MOVIE REVIEW: Rocky
MOVIE REVIEW: Rocky
Rocky
(Sylvester Stallone, Talia Shire)
1/2
"You're gonna eat lightnin' and you're gonna crap thunder!" -- Burgess Meredith

Only the most miserly of curmudgeons will find fault with Rocky, a truly uplifting movie about pride, courage, and respect in the face of adversity. This 1976 Best Picture winner has lost very little of its punch over the past 25 years, which is surprising given the number of knockoffs that have been inspired by -- or have ripped off -- its basic formula.

If the success of Rocky can be attributed to anything, it is its sheer humility. The movie doesn't want to make an underdog picture where a token bad guy is vanquished, it just wants to make a movie about an underdog who goes the distance against the bad guy (if Carl Weathers' Apollo Creed can even be classified as a bad guy). And it certainly doesn't want to glamorize Philadelphia; the outdoors shots of the city humbly include back alleys, gang hangouts and polluted factories and the indoor shots are of rundown apartments and candidates of project housing initiatives. Finally, Rocky Balboa himself (Sylvester Stallone) is terribly simple, humble and well meaning, but never once believes he has a chance to be anything but a chain-smoking low-rep boxer (in one scene, after suggesting to a neighbourhood teen that she should clean up her act, the girl gives Rocky the finger).

The picture was said to have been filmed in less than a month, which remains a phenomenally slim schedule by any means. Directed by John G. Avildsen, it presents itself with as much simplicity as Stallone's screenplay requires. There are many scenes that begin or end with the viewer simply watching Rocky walk to somewhere or from somewhere. It's a small touch, but a nice one that metaphorically keeps us with him every step of the way.

The courtship of Rocky and the scrawny -- almost geeky -- Adrian (Talia Shire) is one of the sweetest romances ever portrayed on the big screen. One would think his limited vocabulary and her expansive intellect would cause her to be the talkative one... not so. It is Rocky who exhaustively tries in the first half of the picture to win Adrian's affections, and the result is awkward and comic all at once. When they finally get together, or when Rocky calls out her name at the film's famous conclusion, one can't help but grin.

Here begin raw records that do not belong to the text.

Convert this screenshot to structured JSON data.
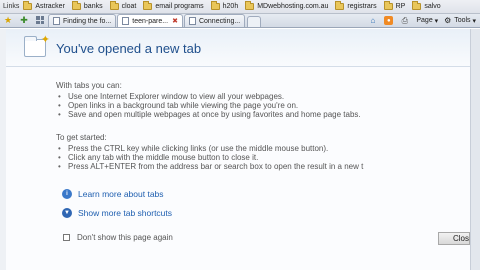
{
  "links_bar": {
    "label": "Links",
    "items": [
      "Astracker",
      "banks",
      "cloat",
      "email programs",
      "h20h",
      "MDwebhosting.com.au",
      "registrars",
      "RP",
      "salvo"
    ]
  },
  "tabs": {
    "items": [
      {
        "label": "Finding the fo...",
        "active": false
      },
      {
        "label": "teen-pare...",
        "active": true
      },
      {
        "label": "Connecting...",
        "active": false
      }
    ]
  },
  "command_bar": {
    "page_label": "Page",
    "tools_label": "Tools"
  },
  "page": {
    "title": "You've opened a new tab",
    "with_tabs": {
      "heading": "With tabs you can:",
      "items": [
        "Use one Internet Explorer window to view all your webpages.",
        "Open links in a background tab while viewing the page you're on.",
        "Save and open multiple webpages at once by using favorites and home page tabs."
      ]
    },
    "get_started": {
      "heading": "To get started:",
      "items": [
        "Press the CTRL key while clicking links (or use the middle mouse button).",
        "Click any tab with the middle mouse button to close it.",
        "Press ALT+ENTER from the address bar or search box to open the result in a new t"
      ]
    },
    "learn_more": "Learn more about tabs",
    "show_shortcuts": "Show more tab shortcuts",
    "dont_show": "Don't show this page again",
    "close_label": "Clos"
  }
}
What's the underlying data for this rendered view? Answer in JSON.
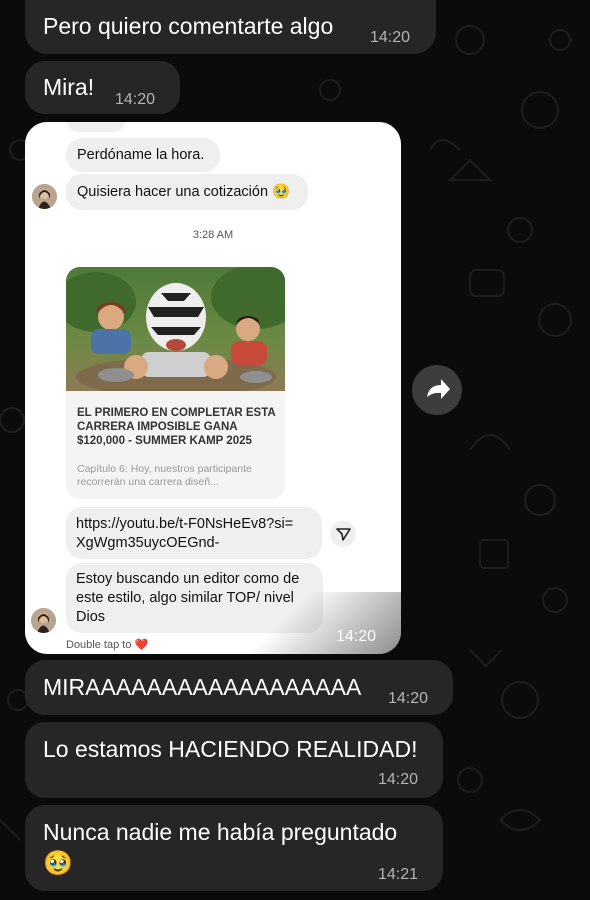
{
  "chat": {
    "messages": [
      {
        "text": "Pero quiero comentarte algo",
        "time": "14:20"
      },
      {
        "text": "Mira!",
        "time": "14:20"
      },
      {
        "text": "MIRAAAAAAAAAAAAAAAAAA",
        "time": "14:20"
      },
      {
        "text": "Lo estamos HACIENDO REALIDAD!",
        "time": "14:20"
      },
      {
        "text": "Nunca nadie me había preguntado",
        "emoji": "🥹",
        "time": "14:21"
      }
    ],
    "shared_image_time": "14:20"
  },
  "screenshot": {
    "msg1": "Perdóname la hora.",
    "msg2": "Quisiera hacer una cotización 🥹",
    "timestamp": "3:28 AM",
    "link_preview": {
      "title": "EL PRIMERO EN COMPLETAR ESTA CARRERA IMPOSIBLE GANA $120,000 - SUMMER KAMP 2025",
      "description": "Capítulo 6: Hoy, nuestros participante recorrerán una carrera diseñ..."
    },
    "link_line1": "https://youtu.be/t-F0NsHeEv8?si=",
    "link_line2": "XgWgm35uycOEGnd-",
    "msg3_line1": "Estoy buscando un editor como de",
    "msg3_line2": "este estilo, algo similar TOP/ nivel",
    "msg3_line3": "Dios",
    "double_tap": "Double tap to ❤️"
  },
  "icons": {
    "share": "share-arrow-icon",
    "send": "send-icon",
    "avatar": "avatar"
  },
  "colors": {
    "background": "#0b0b0b",
    "bubble": "#262626",
    "timestamp": "#b4b4b4"
  }
}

Although the movie's first five minutes show Rocky in the boxing ring, it isn't for another hour and a half that we see him box, train, or work out in any capacity. This may sound like excessive character development, but it never plays that way. Rocky takes money for being a loan shark's brute, sucks in the tough talk thrown at him by the veteran Mickey (Burgess Meredith), and tries to tactfully defuse his drunk friend Paulie (Burt Young). These subplots all help make Rocky a flawed, but infinitely likable character, and when Rocky goes the distance by the end of the film, we feel in a small way that we have too.